I was inspired to write this post by a good friend check out his blog at http://omarmichaelfrazier.typepad.com. I am not a daddies girl, in fact I can't even relate to what it feels like. My mom has been with my step dad since I was three years old. While he has been the best dad he knows how, and have taught me many things there is an emptiness. My mother left Arkansas when I was 1 month old leaving my dad behind. He came to visit my sisters and I when I was around 4 or 5 years old that was the last time I saw him face to face. He has called over the year on occasion, and I have gotten to ask all the question I want about our relationship. However, Because I was so young when my mom left he and I didn't have a bond. This caused me to wonder what it would be like to have him raise me, and made conversation awkward. In other words I didn't miss him, not until a few years ago. I grew up feeling like things happen, so you have to forgive and move on.
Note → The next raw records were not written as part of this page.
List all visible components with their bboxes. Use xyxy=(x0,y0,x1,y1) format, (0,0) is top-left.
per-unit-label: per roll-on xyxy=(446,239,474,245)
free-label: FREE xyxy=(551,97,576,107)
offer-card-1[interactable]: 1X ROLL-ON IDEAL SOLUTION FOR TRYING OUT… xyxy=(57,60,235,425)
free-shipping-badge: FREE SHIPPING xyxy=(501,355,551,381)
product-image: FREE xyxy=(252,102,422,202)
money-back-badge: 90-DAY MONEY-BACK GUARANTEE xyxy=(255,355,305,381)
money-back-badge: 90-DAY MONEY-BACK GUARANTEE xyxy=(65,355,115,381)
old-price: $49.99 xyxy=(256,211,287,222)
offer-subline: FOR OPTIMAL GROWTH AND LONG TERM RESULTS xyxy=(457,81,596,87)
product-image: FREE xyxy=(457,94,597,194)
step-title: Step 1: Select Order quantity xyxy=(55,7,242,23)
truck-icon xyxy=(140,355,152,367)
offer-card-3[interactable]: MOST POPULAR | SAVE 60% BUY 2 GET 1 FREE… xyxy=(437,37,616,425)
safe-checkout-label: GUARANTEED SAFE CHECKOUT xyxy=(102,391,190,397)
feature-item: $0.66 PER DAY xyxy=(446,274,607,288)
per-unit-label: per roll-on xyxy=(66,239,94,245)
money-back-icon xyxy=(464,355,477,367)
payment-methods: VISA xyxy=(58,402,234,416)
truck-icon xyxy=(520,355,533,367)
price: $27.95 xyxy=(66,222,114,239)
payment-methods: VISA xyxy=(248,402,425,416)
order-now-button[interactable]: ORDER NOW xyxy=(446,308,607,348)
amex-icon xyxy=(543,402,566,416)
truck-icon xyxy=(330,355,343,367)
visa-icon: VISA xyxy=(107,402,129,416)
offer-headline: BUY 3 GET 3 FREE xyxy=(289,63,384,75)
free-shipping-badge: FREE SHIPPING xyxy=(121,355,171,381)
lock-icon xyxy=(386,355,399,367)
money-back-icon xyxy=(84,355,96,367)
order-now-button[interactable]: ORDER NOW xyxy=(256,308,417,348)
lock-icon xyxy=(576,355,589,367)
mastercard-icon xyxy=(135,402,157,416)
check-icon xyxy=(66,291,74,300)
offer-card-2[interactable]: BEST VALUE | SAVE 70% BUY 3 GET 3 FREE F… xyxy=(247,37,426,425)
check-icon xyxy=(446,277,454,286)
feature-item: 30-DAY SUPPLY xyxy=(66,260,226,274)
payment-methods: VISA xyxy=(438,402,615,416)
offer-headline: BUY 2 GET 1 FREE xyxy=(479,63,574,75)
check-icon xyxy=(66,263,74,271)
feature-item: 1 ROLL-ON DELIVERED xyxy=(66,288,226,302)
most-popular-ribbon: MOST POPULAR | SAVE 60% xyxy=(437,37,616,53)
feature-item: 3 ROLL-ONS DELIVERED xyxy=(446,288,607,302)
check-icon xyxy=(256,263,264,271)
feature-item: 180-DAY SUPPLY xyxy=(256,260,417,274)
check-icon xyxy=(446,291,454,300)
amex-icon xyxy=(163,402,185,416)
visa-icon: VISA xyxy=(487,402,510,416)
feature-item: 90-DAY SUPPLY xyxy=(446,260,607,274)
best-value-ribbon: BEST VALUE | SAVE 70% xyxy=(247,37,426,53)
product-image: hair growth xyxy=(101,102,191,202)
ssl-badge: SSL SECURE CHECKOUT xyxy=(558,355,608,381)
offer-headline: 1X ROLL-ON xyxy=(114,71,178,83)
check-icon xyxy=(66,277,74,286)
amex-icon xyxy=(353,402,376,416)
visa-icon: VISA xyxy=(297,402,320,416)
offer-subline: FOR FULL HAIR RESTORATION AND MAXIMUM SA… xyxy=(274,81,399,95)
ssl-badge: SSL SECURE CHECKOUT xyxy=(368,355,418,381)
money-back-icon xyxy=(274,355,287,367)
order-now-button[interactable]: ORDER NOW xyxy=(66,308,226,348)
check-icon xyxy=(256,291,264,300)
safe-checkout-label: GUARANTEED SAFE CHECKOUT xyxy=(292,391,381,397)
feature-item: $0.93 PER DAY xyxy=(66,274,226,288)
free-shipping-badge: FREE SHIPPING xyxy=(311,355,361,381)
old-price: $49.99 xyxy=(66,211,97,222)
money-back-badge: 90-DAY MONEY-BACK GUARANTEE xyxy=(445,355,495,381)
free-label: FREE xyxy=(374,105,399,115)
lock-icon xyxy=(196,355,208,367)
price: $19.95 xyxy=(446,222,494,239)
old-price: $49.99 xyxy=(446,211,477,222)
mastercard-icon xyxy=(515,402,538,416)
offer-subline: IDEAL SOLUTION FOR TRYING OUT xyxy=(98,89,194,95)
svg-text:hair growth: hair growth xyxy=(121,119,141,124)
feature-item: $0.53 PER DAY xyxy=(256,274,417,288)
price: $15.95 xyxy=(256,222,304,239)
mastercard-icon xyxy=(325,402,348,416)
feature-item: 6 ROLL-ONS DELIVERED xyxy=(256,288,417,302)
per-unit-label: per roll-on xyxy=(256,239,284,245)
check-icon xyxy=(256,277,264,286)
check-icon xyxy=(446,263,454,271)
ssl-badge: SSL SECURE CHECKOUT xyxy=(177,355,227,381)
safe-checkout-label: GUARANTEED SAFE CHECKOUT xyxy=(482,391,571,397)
Our parents are human and make mistakes in life too. Besides I had no reason to be mad at him for not being there all these years. My parents where both young, and in love when they divorced.Everyone has to go through life and learn it's lessons. They are still in love with each other even though they have both been married for years. When I speak with my dad all he does is tell me how much he loves my mom. This bothered me at first because we have already lost so much time in our relationship. Why waste it talking about mom, but I let it go.
How has this all affected me? Well now that I am grown and can see my baby girl interact with her father I understand. I missed a lot with my dad the moments when he is tickling you under your arm, and you share a special nick name. I watch my daughter with her father and the joy in her eyes makes it all worth it for me. I missed it but she got it, and that's what count.
It took me some years to fully understand what it mint to be loved by the opposite sex. I had to learn the hard way that you can't be naive with men. I am a very friendly person and meet people easily. This can be taken the wrong way by men if your not carful. I also learned that being a female if you don't have male figures around men will try to take advantage. With all of this said I still love my dad and look forward to us one day getting to spend time together.
My advice for any woman out there who can relate to my story always forgive, because every moment counts. Every moment that you have to tell your parents I love is special, and worth it. While getting to know someone that you don't know can be hard I am up for the challenge. I love my father!